In Model (3), we replace bone-based part representations in the basic model with conventional part representations, i.e., cubes in Fig. 5(a). Following [12], we use K-means to cluster each of the 12 higher-level parts into N types. Since a part sample is assigned to one type, only 1 of its N score map channels is nonzero (with a Gaussian centered at the part location). We have tested \(N=15\) [12] and \(N=30\) and reported the better result. As shown in Fig. 7(a), the novel bone-based part representation significantly outperforms the conventional one.
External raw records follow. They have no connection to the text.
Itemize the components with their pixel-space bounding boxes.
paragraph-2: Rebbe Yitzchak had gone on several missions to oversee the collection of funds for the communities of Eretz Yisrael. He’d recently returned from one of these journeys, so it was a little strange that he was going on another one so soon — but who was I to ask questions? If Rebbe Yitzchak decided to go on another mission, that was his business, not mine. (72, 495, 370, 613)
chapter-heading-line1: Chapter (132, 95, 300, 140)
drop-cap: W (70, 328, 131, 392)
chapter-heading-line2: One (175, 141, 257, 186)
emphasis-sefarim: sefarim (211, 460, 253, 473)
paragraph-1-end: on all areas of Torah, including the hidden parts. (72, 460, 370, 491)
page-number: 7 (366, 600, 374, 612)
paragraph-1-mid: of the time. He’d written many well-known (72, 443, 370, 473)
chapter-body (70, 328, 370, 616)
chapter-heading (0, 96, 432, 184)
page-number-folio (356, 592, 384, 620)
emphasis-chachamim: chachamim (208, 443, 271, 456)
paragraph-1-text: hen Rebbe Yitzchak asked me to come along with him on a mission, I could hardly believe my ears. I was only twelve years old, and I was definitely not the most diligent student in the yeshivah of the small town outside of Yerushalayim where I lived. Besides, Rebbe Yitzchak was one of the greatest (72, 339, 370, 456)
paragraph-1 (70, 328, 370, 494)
Finally, we explore whether using more semantic levels in a DLCM can boost its performance. Model (4) is what we have used in Sect. 4.2. Model (5) has 4 semantic levels. The highest-level part is the whole human body. Its ground truth bone map is the composition (location-wise maximum) of its children’s bone maps. Figure 7(a) shows that the 3-level DLCM performs much better than the 2-level model. However, with 38% more parameters and 27% more GFLOPS, the 4-level DLCM only marginally outperforms the 3-level model.

Fig. 8.
figure 8

(a) Score maps obtained by our method on some unseen images in the bottom-up (BU) and top-down (TD) inference stages. The five columns correspond to the five inference steps in Fig. 6(b). Due to space limit, only score maps corresponding to one of the six level-2 parts are displayed for the example at each row. From top to bottom, the level-2 parts are left leg, right leg, left arm, left leg and right arm, respectively. Within each sub-figure, parts of the same level are ordered by their distances to the body center. (b) Some examples showing that a 3-level DLCM (bottom row) is able to resolve the ambiguities that appear in bottom-up pose predictions of an 8-stack hourglass network (top row). Wrong part localizations are highlighted by green ellipses (Color figure online)

4.4 Qualitative Results

Figure 7(b) displays some pose estimation results obtained by our approach. Figure 8(a) visualizes some score maps obtained by our method in the bottom-up (BU) and top-down (TD) inference stages. The evolution of these score maps demonstrates how the learned compositionality helps resolve the low-level ambiguities that appear in high-level pose estimations. The uncertain bottom-up estimations of the left ankle, right ankle and right elbow respectively in the first, second and fifth examples are resolved by the first-level compositions. In some more challenging cases, one level of composition is not enough to resolve the ambiguities, e.g., the bottom-up predictions of the left lower arm in the third example and the left lower leg in the fourth example. Thanks to the hierarchical compositionality, their uncertainties can be reduced by the higher-level relational models. Figure 8(b) shows that our DLCM can resolve the ambiguities that appear in bottom-up pose predictions of an 8-stack hourglass network.

5 Conclusion

This paper exploits deep neural networks to learn the complex compositional patterns within human bodies for pose estimation. We also propose a novel bone-based part representation to avoid potentially large state spaces for higher-level parts. Experiments demonstrate the effectiveness and efficiency of our approach.